Two Hawaii college students are taking legal action against the state’s university system after administrators prevented them from distributing pocket-Constitution booklets on campus.
The incident took place at an outdoor campus event in January at the University of Hawaii, Hilo, where students were handing out material were handing out material about their organizations, according to the plaintiffs, Merritt Burch and Anthony Vizzone. An administrator told Burch and Vizzone, both members of the university’s Young Americans for Liberty chapter, that they were not allowed to hand out the Constitutions.
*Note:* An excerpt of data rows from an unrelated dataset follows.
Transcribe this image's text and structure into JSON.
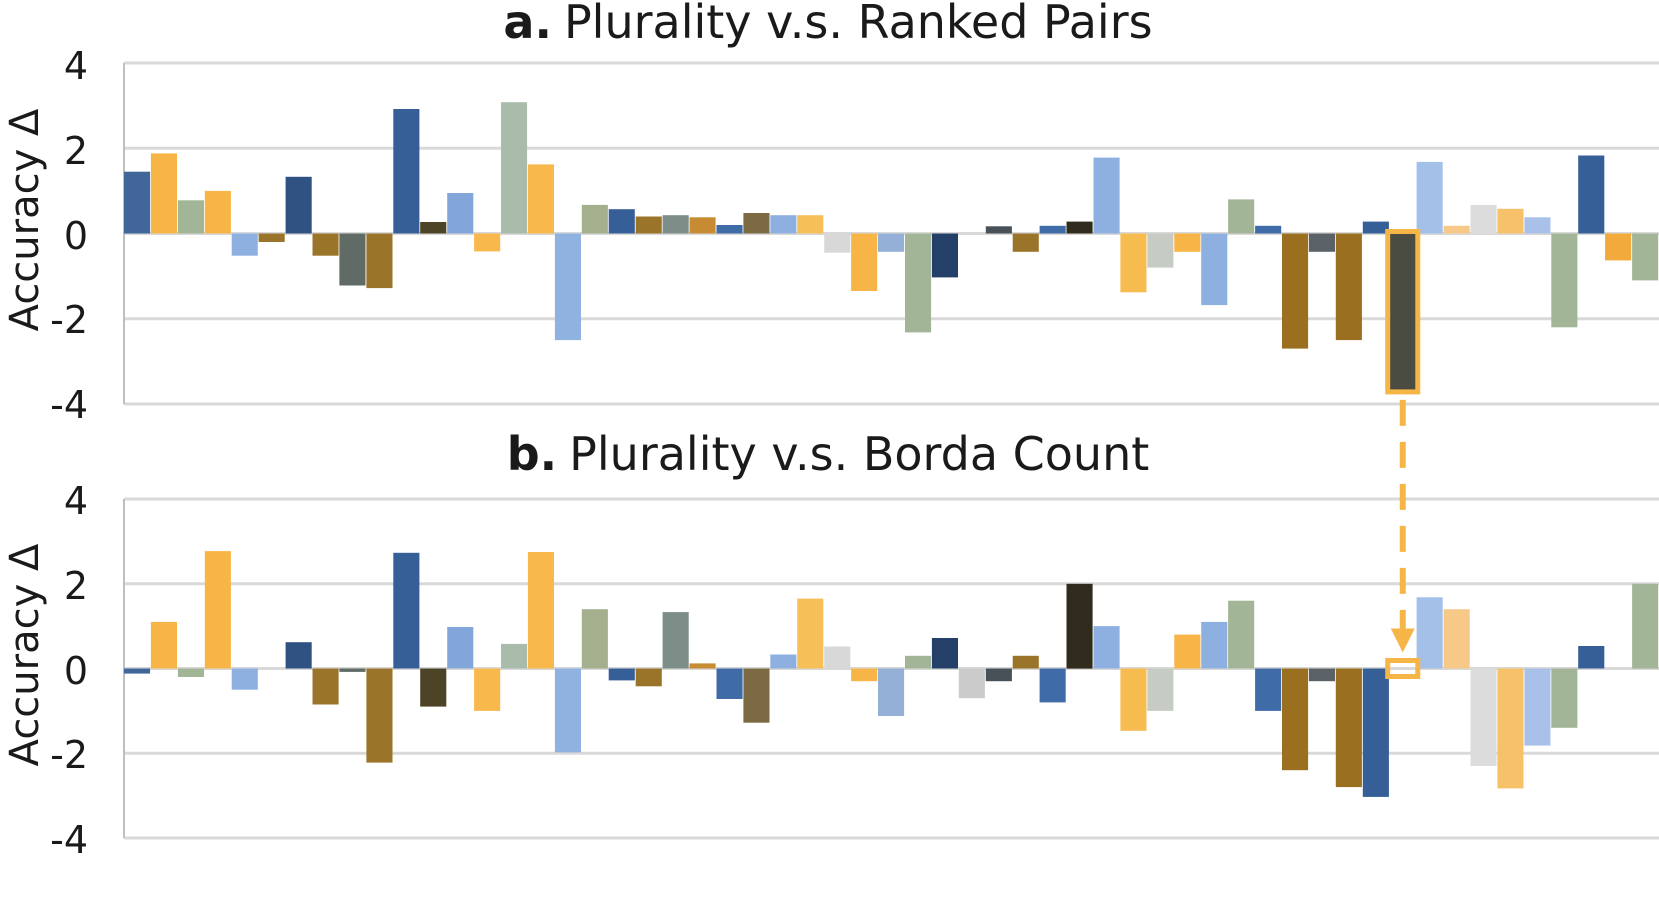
{
  "chart_data": [
    {
      "type": "bar",
      "title_prefix": "a.",
      "title": "Plurality v.s. Ranked Pairs",
      "ylabel": "Accuracy Δ",
      "ylim": [
        -4,
        4
      ],
      "yticks": [
        "4",
        "2",
        "0",
        "-2",
        "-4"
      ],
      "grid": true,
      "values": [
        1.45,
        1.88,
        0.78,
        1.0,
        -0.52,
        -0.2,
        1.33,
        -0.52,
        -1.22,
        -1.28,
        2.92,
        0.27,
        0.95,
        -0.42,
        3.08,
        1.62,
        -2.5,
        0.67,
        0.57,
        0.4,
        0.43,
        0.38,
        0.2,
        0.48,
        0.43,
        0.43,
        -0.45,
        -1.35,
        -0.43,
        -2.32,
        -1.03,
        0.0,
        0.17,
        -0.43,
        0.18,
        0.28,
        1.78,
        -1.38,
        -0.8,
        -0.43,
        -1.68,
        0.8,
        0.18,
        -2.7,
        -0.43,
        -2.5,
        0.28,
        -3.67,
        1.68,
        0.18,
        0.67,
        0.58,
        0.38,
        -2.2,
        1.83,
        -0.63,
        -1.1
      ],
      "highlight_index": 47
    },
    {
      "type": "bar",
      "title_prefix": "b.",
      "title": "Plurality v.s. Borda Count",
      "ylabel": "Accuracy Δ",
      "ylim": [
        -4,
        4
      ],
      "yticks": [
        "4",
        "2",
        "0",
        "-2",
        "-4"
      ],
      "grid": true,
      "values": [
        -0.12,
        1.1,
        -0.2,
        2.77,
        -0.5,
        0.0,
        0.62,
        -0.85,
        -0.08,
        -2.22,
        2.73,
        -0.9,
        0.98,
        -1.0,
        0.58,
        2.75,
        -1.98,
        1.4,
        -0.28,
        -0.42,
        1.33,
        0.12,
        -0.72,
        -1.28,
        0.33,
        1.65,
        0.52,
        -0.3,
        -1.12,
        0.3,
        0.72,
        -0.7,
        -0.3,
        0.3,
        -0.8,
        2.0,
        1.0,
        -1.47,
        -1.0,
        0.8,
        1.1,
        1.6,
        -1.0,
        -2.4,
        -0.3,
        -2.8,
        -3.03,
        0.0,
        1.68,
        1.4,
        -2.3,
        -2.83,
        -1.82,
        -1.4,
        0.53,
        0.0,
        2.0
      ],
      "highlight_index": 47
    }
  ],
  "colors": {
    "palette": [
      "#41679a",
      "#f7b548",
      "#a3b597",
      "#f7b548",
      "#8eb0e1",
      "#9a7429",
      "#2f5282",
      "#9a7429",
      "#5f6b64",
      "#9a7429",
      "#355f96",
      "#4d4326",
      "#82a6da",
      "#f8b84b",
      "#a9bcac",
      "#f8b84b",
      "#90b2e0",
      "#a4b08d",
      "#355f96",
      "#9a7429",
      "#7d8d87",
      "#c68b33",
      "#3f6ca7",
      "#7c6a43",
      "#8eb0e1",
      "#f6bf58",
      "#d8d8d8",
      "#f7b548",
      "#94b0d7",
      "#a3b597",
      "#243f68",
      "#cbcbcb",
      "#495158",
      "#9a7429",
      "#3f6ca7",
      "#302b1d",
      "#8eb0e1",
      "#f6bc4f",
      "#c6ccc4",
      "#f7b548",
      "#8eb0e1",
      "#a3b597",
      "#3f6ca7",
      "#9a7020",
      "#5b6267",
      "#9a7020",
      "#355f96",
      "#4a4c41",
      "#a3c0e8",
      "#f6c989",
      "#dcdcdc",
      "#f7c16a",
      "#a9c1e8",
      "#a3b597",
      "#355f96",
      "#f2aa3c",
      "#a3b597"
    ],
    "highlight": "#f6b647",
    "grid": "#d9d9d9",
    "axis": "#bfbfbf"
  }
}
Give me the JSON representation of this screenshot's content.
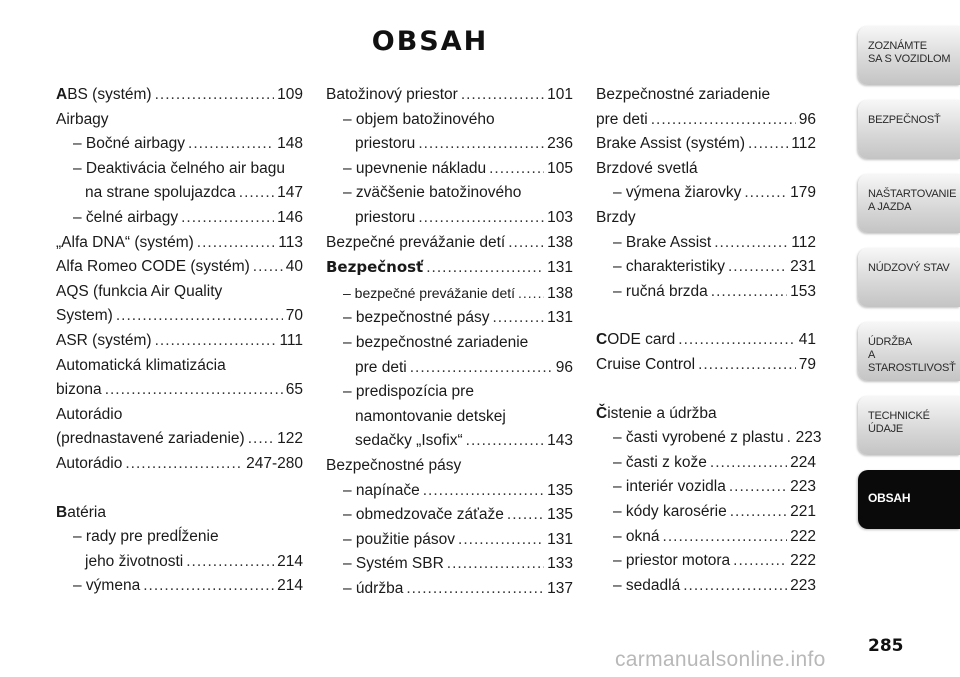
{
  "title": "OBSAH",
  "page_number": "285",
  "watermark": "carmanualsonline.info",
  "sidebar": {
    "tabs": [
      {
        "label": "ZOZNÁMTE\nSA S VOZIDLOM"
      },
      {
        "label": "BEZPEČNOSŤ"
      },
      {
        "label": "NAŠTARTOVANIE\nA JAZDA"
      },
      {
        "label": "NÚDZOVÝ STAV"
      },
      {
        "label": "ÚDRŽBA\nA STAROSTLIVOSŤ"
      },
      {
        "label": "TECHNICKÉ\nÚDAJE"
      },
      {
        "label": "OBSAH"
      }
    ]
  },
  "columns": {
    "col1": [
      {
        "initial": "A",
        "text": "BS (systém)",
        "page": "109"
      },
      {
        "text": "Airbagy",
        "page": ""
      },
      {
        "text": "– Bočné airbagy",
        "page": "148"
      },
      {
        "text": "– Deaktivácia čelného air bagu",
        "page": ""
      },
      {
        "text": "na strane spolujazdca",
        "page": "147"
      },
      {
        "text": "– čelné airbagy",
        "page": "146"
      },
      {
        "text": "„Alfa DNA“ (systém)",
        "page": "113"
      },
      {
        "text": "Alfa Romeo CODE (systém)",
        "page": "40"
      },
      {
        "text": "AQS (funkcia Air Quality",
        "page": ""
      },
      {
        "text": "System)",
        "page": "70"
      },
      {
        "text": "ASR (systém)",
        "page": "111"
      },
      {
        "text": "Automatická klimatizácia",
        "page": ""
      },
      {
        "text": "bizona",
        "page": "65"
      },
      {
        "text": "Autorádio",
        "page": ""
      },
      {
        "text": "(prednastavené zariadenie)",
        "page": "122"
      },
      {
        "text": "Autorádio",
        "page": "247-280"
      },
      {
        "initial": "B",
        "text": "atéria",
        "page": ""
      },
      {
        "text": "– rady pre predĺženie",
        "page": ""
      },
      {
        "text": "jeho životnosti",
        "page": "214"
      },
      {
        "text": "– výmena",
        "page": "214"
      }
    ],
    "col2": [
      {
        "text": "Batožinový priestor",
        "page": "101"
      },
      {
        "text": "– objem batožinového",
        "page": ""
      },
      {
        "text": "priestoru",
        "page": "236"
      },
      {
        "text": "– upevnenie nákladu",
        "page": "105"
      },
      {
        "text": "– zväčšenie batožinového",
        "page": ""
      },
      {
        "text": "priestoru",
        "page": "103"
      },
      {
        "text": "Bezpečné prevážanie detí",
        "page": "138"
      },
      {
        "text": "Bezpečnosť",
        "page": "131"
      },
      {
        "text": "– bezpečné prevážanie detí",
        "page": "138"
      },
      {
        "text": "– bezpečnostné pásy",
        "page": "131"
      },
      {
        "text": "– bezpečnostné zariadenie",
        "page": ""
      },
      {
        "text": "pre deti",
        "page": "96"
      },
      {
        "text": "– predispozícia pre",
        "page": ""
      },
      {
        "text": "namontovanie detskej",
        "page": ""
      },
      {
        "text": "sedačky „Isofix“",
        "page": "143"
      },
      {
        "text": "Bezpečnostné pásy",
        "page": ""
      },
      {
        "text": "– napínače",
        "page": "135"
      },
      {
        "text": "– obmedzovače záťaže",
        "page": "135"
      },
      {
        "text": "– použitie pásov",
        "page": "131"
      },
      {
        "text": "– Systém SBR",
        "page": "133"
      },
      {
        "text": "– údržba",
        "page": "137"
      }
    ],
    "col3": [
      {
        "text": "Bezpečnostné zariadenie",
        "page": ""
      },
      {
        "text": "pre deti",
        "page": "96"
      },
      {
        "text": "Brake Assist (systém)",
        "page": "112"
      },
      {
        "text": "Brzdové svetlá",
        "page": ""
      },
      {
        "text": "– výmena žiarovky",
        "page": "179"
      },
      {
        "text": "Brzdy",
        "page": ""
      },
      {
        "text": "– Brake Assist",
        "page": "112"
      },
      {
        "text": "– charakteristiky",
        "page": "231"
      },
      {
        "text": "– ručná brzda",
        "page": "153"
      },
      {
        "initial": "C",
        "text": "ODE card",
        "page": "41"
      },
      {
        "text": "Cruise Control",
        "page": "79"
      },
      {
        "initial": "Č",
        "text": "istenie a údržba",
        "page": ""
      },
      {
        "text": "– časti vyrobené z plastu",
        "page": "223"
      },
      {
        "text": "– časti z kože",
        "page": "224"
      },
      {
        "text": "– interiér vozidla",
        "page": "223"
      },
      {
        "text": "– kódy karosérie",
        "page": "221"
      },
      {
        "text": "– okná",
        "page": "222"
      },
      {
        "text": "– priestor motora",
        "page": "222"
      },
      {
        "text": "– sedadlá",
        "page": "223"
      }
    ]
  }
}
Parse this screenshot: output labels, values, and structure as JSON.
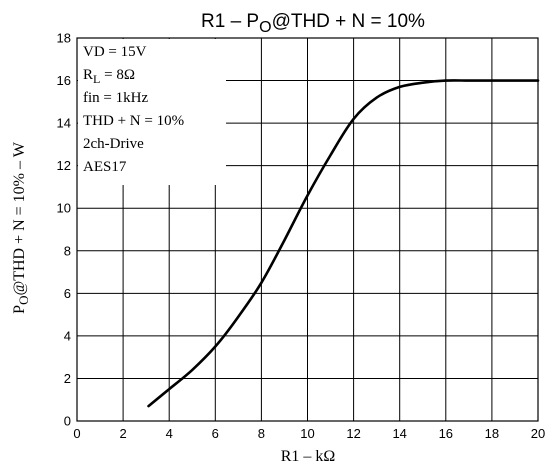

Later, the university would tell the students that they were free to hand out the Constitutions in the designated “free-speech zone,” which the Foundation for Individual Rights in Education describes as “a sloping, one-third acres area on the edge of campus” that makes up about one quarter of one percent of the campus’s total land.
“This isn’t really the ’60s anymore,” a separate administrator told the students at the time. “People can’t really protest like that anymore.”
According to the lawsuit, the university justified its reasoning by telling Burch and Vizzone that students on campus “can feel intimidated” by people approaching them and won’t be able to decline the material.
Burch and Vizzone’s suit, filed in the U.S. District Court for the District of Hawaii, asserts that the university violated their First Amendment rights by preventing them from handing out the literature and asserts that the free-speech zone is unconstitutional.
The Hawaii case is reminiscent of a similar lawsuit filed by a student against Modesto Junior College in California, in which the college eventually settled with student Robert van Tuinen after he sued for the university for telling him to stop distributing the Constitution on campus. The college also had to eliminate its free-speech zones and allow demonstrations across campus.